Change the topology plugin

The topology.conf can contain both topology definitions at the same time if labels for both are present on Nodes, but only one topology plugin can be active at a time. The default is tree topology. To use block topology, add TopologyPlugin=topology/block to slurmConfig.extraConfig in the Helm chart values.

Tree topology

The tree topology implementation expects an InfiniBand-style network structure. The Node labels are as follows:
  • ib.coreweave.cloud/fabric - Indicates the top-level IB fabric the Node belongs to, to support multiple fabrics.
  • ib.coreweave.cloud/superpod - The superpod within an IB fabric the Node belongs to.
  • ib.coreweave.cloud/leafgroup - The leafgroup within the IB superpod the Node belongs to.
  • node.coreweave.cloud/datahall - The datahall the Node is located in, used to make the leafgroup value unique. This label is optional.
The fabric and superpod labels must be unique within the cluster.
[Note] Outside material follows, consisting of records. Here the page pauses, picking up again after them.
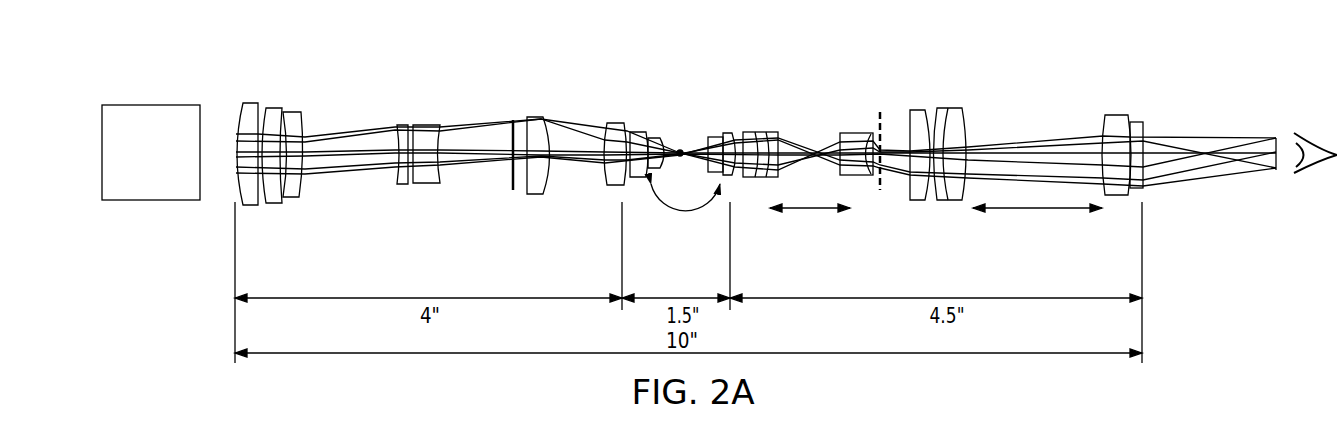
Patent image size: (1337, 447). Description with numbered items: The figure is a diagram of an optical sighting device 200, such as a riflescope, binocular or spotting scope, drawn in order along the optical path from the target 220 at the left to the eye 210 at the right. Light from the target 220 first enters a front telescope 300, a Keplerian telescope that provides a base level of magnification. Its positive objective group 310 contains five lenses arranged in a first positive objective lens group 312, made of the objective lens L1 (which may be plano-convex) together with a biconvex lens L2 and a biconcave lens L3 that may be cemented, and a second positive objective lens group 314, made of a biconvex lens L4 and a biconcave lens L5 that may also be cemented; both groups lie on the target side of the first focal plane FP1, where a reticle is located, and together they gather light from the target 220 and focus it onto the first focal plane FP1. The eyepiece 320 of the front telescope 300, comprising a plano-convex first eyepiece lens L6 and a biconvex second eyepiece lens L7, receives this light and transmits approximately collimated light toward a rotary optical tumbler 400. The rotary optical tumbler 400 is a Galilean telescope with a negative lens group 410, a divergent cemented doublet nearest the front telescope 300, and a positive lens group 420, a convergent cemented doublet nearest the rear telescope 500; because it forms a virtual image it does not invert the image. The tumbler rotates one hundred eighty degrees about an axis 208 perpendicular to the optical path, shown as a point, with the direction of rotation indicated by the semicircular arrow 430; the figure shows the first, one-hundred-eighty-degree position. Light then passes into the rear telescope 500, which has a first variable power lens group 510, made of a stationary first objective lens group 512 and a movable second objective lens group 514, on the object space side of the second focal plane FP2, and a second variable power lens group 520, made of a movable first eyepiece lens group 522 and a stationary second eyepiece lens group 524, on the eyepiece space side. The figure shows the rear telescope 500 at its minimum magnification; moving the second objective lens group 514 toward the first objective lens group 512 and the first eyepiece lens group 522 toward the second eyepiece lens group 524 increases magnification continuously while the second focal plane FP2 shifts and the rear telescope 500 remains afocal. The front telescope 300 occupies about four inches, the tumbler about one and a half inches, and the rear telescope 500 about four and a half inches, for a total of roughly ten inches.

The optical sighting device 200 is at (1219, 71).
The axis 208 is at (678, 150).
The eye 210 is at (1319, 163).
The target 220 is at (135, 175).
The front telescope 300 is at (414, 156).
The positive objective group 310 is at (442, 44).
The first positive objective lens group 312 is at (323, 221).
The second positive objective lens group 314 is at (457, 221).
The eyepiece 320 is at (613, 65).
The rotary optical tumbler 400 is at (679, 168).
The negative lens group 410 is at (623, 65).
The positive lens group 420 is at (688, 65).
The semicircular arrow 430 is at (686, 222).
The rear telescope 500 is at (940, 168).
The first variable power lens group 510 is at (742, 65).
The first objective lens group 512 is at (782, 221).
The second objective lens group 514 is at (875, 221).
The second variable power lens group 520 is at (1140, 65).
The first eyepiece lens group 522 is at (905, 221).
The second eyepiece lens group 524 is at (1140, 221).
The objective lens L1 is at (246, 102).
The biconvex lens L2 is at (272, 108).
The biconcave lens L3 is at (296, 112).
The biconvex lens L4 is at (404, 125).
The biconcave lens L5 is at (431, 125).
The first eyepiece lens L6 is at (538, 117).
The second eyepiece lens L7 is at (613, 123).
The first focal plane FP1 is at (509, 183).
The second focal plane FP2 is at (882, 116).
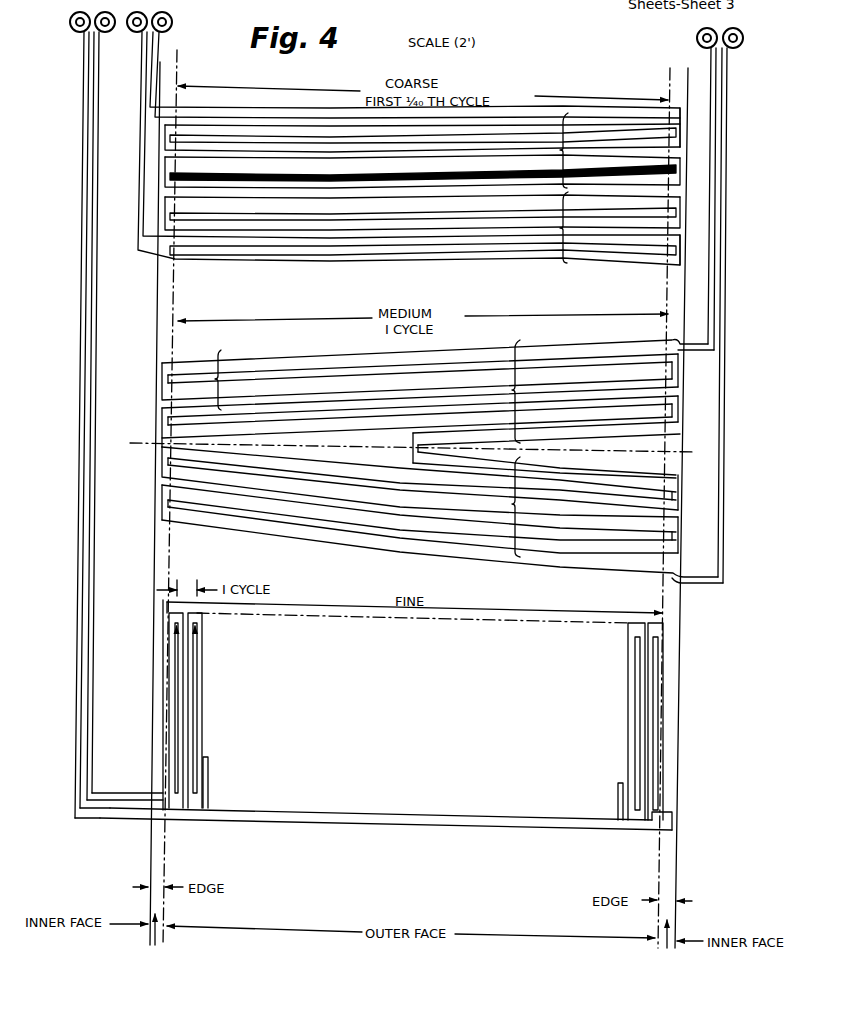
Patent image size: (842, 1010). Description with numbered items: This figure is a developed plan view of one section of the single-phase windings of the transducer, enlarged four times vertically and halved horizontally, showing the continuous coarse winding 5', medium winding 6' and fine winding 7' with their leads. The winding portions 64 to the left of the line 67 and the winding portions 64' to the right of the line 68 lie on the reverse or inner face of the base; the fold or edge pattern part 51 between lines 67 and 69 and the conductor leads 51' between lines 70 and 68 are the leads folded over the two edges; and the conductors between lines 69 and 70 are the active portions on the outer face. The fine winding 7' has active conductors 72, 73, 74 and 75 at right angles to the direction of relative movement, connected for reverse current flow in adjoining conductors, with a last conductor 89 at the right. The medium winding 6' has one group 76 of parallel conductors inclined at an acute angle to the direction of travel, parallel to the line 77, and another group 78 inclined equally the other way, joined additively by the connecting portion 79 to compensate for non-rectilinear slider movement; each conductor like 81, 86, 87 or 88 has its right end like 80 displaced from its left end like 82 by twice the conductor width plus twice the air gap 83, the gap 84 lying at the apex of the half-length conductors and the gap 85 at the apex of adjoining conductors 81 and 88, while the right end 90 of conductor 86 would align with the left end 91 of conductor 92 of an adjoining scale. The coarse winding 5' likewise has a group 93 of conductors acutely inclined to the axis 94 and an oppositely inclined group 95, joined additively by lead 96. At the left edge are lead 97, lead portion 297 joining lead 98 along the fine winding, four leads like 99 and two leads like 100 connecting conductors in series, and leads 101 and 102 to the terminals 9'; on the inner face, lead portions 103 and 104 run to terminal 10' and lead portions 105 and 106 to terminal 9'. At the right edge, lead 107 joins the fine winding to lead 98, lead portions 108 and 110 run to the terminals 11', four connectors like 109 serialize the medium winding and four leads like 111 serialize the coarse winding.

The terminal 10' is at (78, 20).
The terminal 9' is at (162, 20).
The terminal 11' is at (736, 38).
The coarse winding 5' is at (423, 183).
The medium winding 6' is at (412, 383).
The fine winding 7' is at (409, 601).
The fold or edge pattern part 51 is at (236, 930).
The conductor leads 51' is at (579, 938).
The winding portions 64 is at (64, 425).
The winding portions 64' is at (745, 315).
The line 67 is at (150, 858).
The line 68 is at (677, 860).
The line 69 is at (164, 850).
The line 70 is at (657, 858).
The active conductor 72 is at (169, 702).
The active conductor 73 is at (176, 668).
The active conductor 74 is at (192, 662).
The active conductor 75 is at (198, 695).
The group of parallel conductors 76 is at (515, 362).
The line 77 is at (652, 450).
The group of parallel conductors 78 is at (518, 555).
The connecting portion 79 is at (413, 437).
The right end of conductor 80 is at (677, 513).
The conductor 81 is at (330, 474).
The left end of conductor 82 is at (163, 450).
The air gap 83 is at (607, 513).
The gap 84 is at (413, 450).
The gap 85 is at (168, 439).
The conductor 86 is at (582, 428).
The conductor 87 is at (552, 476).
The conductor 88 is at (330, 426).
The last conductor 89 is at (657, 688).
The right end of conductor 90 is at (676, 430).
The left end of conductor 91 is at (162, 410).
The conductor 92 is at (217, 376).
The group of parallel conductors 93 is at (563, 116).
The axis 94 is at (681, 190).
The group of parallel conductors 95 is at (565, 260).
The lead 96 is at (168, 176).
The lead 97 is at (156, 793).
The lead 98 is at (322, 828).
The lead 99 is at (165, 505).
The lead 100 is at (168, 135).
The lead 101 is at (180, 106).
The lead 102 is at (172, 255).
The lead portion 103 is at (98, 818).
The lead portion 104 is at (104, 793).
The lead portion 105 is at (140, 252).
The lead portion 106 is at (150, 107).
The lead 107 is at (672, 818).
The lead portion 108 is at (675, 576).
The connector 109 is at (677, 478).
The lead portion 110 is at (670, 340).
The lead 111 is at (675, 264).
The lead portion 297 is at (157, 818).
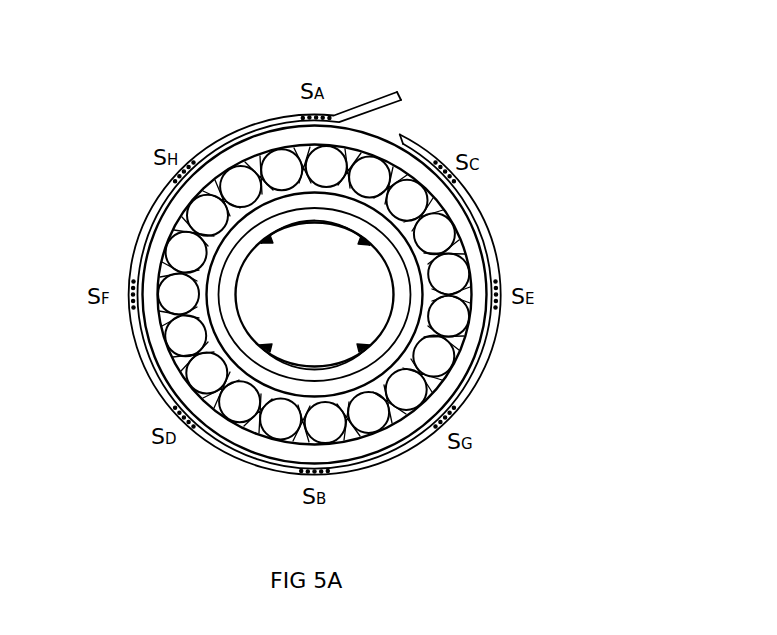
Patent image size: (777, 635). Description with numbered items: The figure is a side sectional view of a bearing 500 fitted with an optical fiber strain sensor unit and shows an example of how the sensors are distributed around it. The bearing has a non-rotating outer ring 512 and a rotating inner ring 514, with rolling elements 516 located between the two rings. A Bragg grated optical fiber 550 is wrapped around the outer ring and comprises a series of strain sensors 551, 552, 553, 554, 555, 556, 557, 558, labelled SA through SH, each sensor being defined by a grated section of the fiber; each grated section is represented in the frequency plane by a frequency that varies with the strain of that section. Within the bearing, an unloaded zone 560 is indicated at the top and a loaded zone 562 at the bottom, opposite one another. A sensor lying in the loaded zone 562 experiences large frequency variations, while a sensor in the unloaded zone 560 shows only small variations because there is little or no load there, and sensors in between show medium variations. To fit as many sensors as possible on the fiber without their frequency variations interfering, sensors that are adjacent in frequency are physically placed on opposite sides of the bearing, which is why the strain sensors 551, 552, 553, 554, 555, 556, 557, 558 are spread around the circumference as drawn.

The bearing 500 is at (568, 118).
The outer ring 512 is at (481, 264).
The inner ring 514 is at (228, 338).
The rolling elements 516 is at (281, 168).
The optical fiber strain sensor unit 550 is at (404, 97).
The strain sensor SA 551 is at (323, 115).
The strain sensor SB 552 is at (328, 476).
The strain sensor SC 553 is at (452, 178).
The strain sensor SD 554 is at (190, 430).
The strain sensor SE 555 is at (502, 304).
The strain sensor SF 556 is at (173, 289).
The strain sensor SG 557 is at (452, 417).
The strain sensor SH 558 is at (178, 174).
The unloaded zone 560 is at (333, 249).
The loaded zone 562 is at (306, 351).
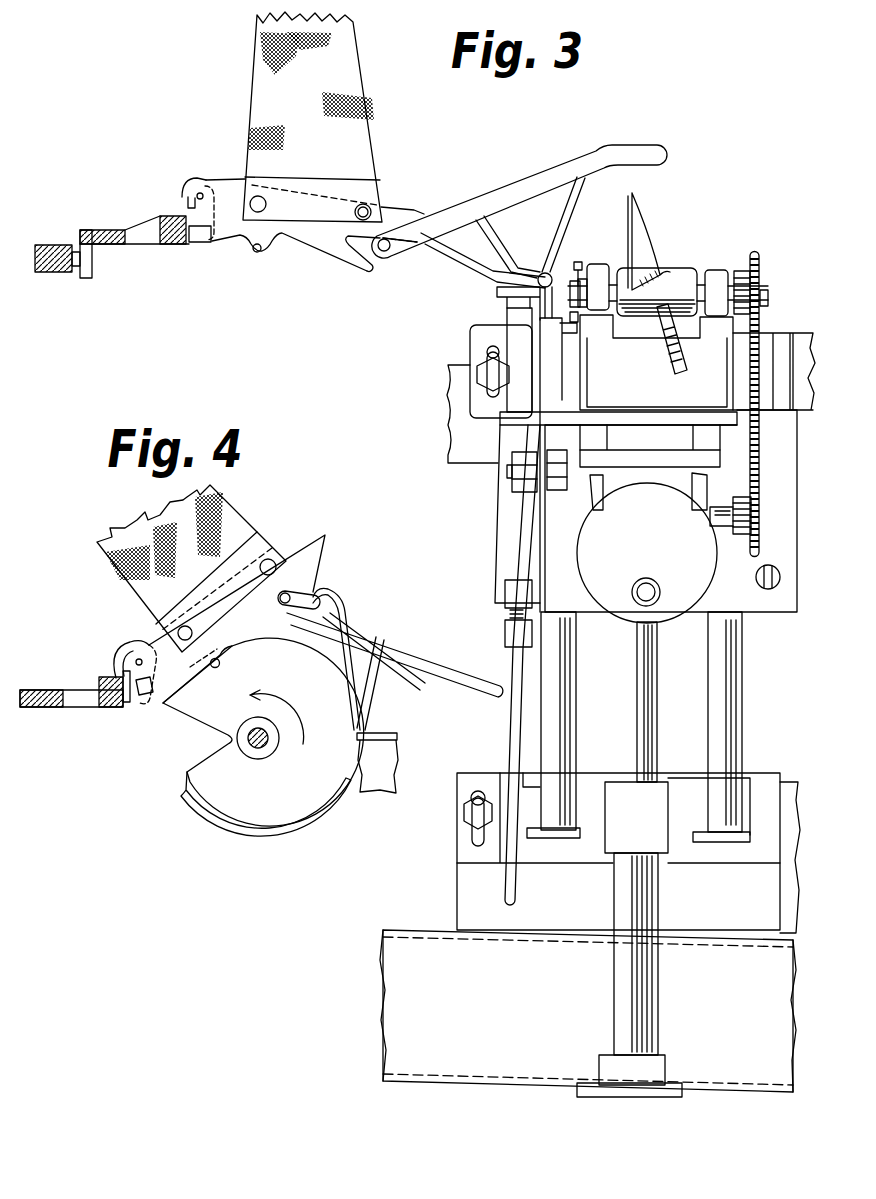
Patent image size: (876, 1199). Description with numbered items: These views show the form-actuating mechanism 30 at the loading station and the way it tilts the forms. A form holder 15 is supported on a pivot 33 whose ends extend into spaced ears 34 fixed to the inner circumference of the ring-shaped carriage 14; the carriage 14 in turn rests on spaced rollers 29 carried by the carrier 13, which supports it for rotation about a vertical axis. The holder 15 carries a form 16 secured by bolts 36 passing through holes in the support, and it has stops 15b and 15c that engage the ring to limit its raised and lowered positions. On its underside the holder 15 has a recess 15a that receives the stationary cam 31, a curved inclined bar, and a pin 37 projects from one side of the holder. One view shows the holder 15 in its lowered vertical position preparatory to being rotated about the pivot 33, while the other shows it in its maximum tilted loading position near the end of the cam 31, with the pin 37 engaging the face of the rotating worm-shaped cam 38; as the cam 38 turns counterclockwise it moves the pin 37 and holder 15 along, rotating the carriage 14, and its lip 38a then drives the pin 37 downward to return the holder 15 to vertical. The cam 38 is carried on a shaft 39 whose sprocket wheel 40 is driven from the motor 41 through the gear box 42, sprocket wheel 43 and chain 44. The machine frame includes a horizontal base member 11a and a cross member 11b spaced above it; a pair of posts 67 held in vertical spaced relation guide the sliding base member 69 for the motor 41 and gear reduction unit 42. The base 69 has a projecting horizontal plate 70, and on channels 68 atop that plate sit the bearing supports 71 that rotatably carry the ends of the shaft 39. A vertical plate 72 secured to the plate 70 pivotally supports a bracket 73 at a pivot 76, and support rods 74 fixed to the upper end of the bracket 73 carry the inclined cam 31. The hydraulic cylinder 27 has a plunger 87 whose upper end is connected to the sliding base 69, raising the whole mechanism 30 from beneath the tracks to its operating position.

If datahall isn’t used, the leafgroup value must also be unique within the cluster. If datahall is used, the combined datahall + leafgroup value must be unique within the cluster. For example, this is appropriate:
  • F1 -> SP1 -> LG1, LG2
  • F1 -> SP2 -> LG3, LG4
  • F1 -> SP3 -> DH1-LG3, DH2-LG3
While this is not:
  • F1 -> SP1 -> LG1, LG2
  • F1 -> SP2 -> LG1, DH1-LG2
  • F1 -> SP3 -> DH1-LG2, DH2-LG3
Only Nodes that have all the required labels can be pulled in correctly. If a Node is missing the required topology labels, the generated topology omits it.

Block topology

The block topology implementation is designed for NVlink systems, with one block per NVlink domain. One block is generated for each unique ds.coreweave.com/nvlink.domain label value on the Nodes. The block size is set to the size of the largest block. If a block has fewer than two Nodes, the controller emits no block topology configuration.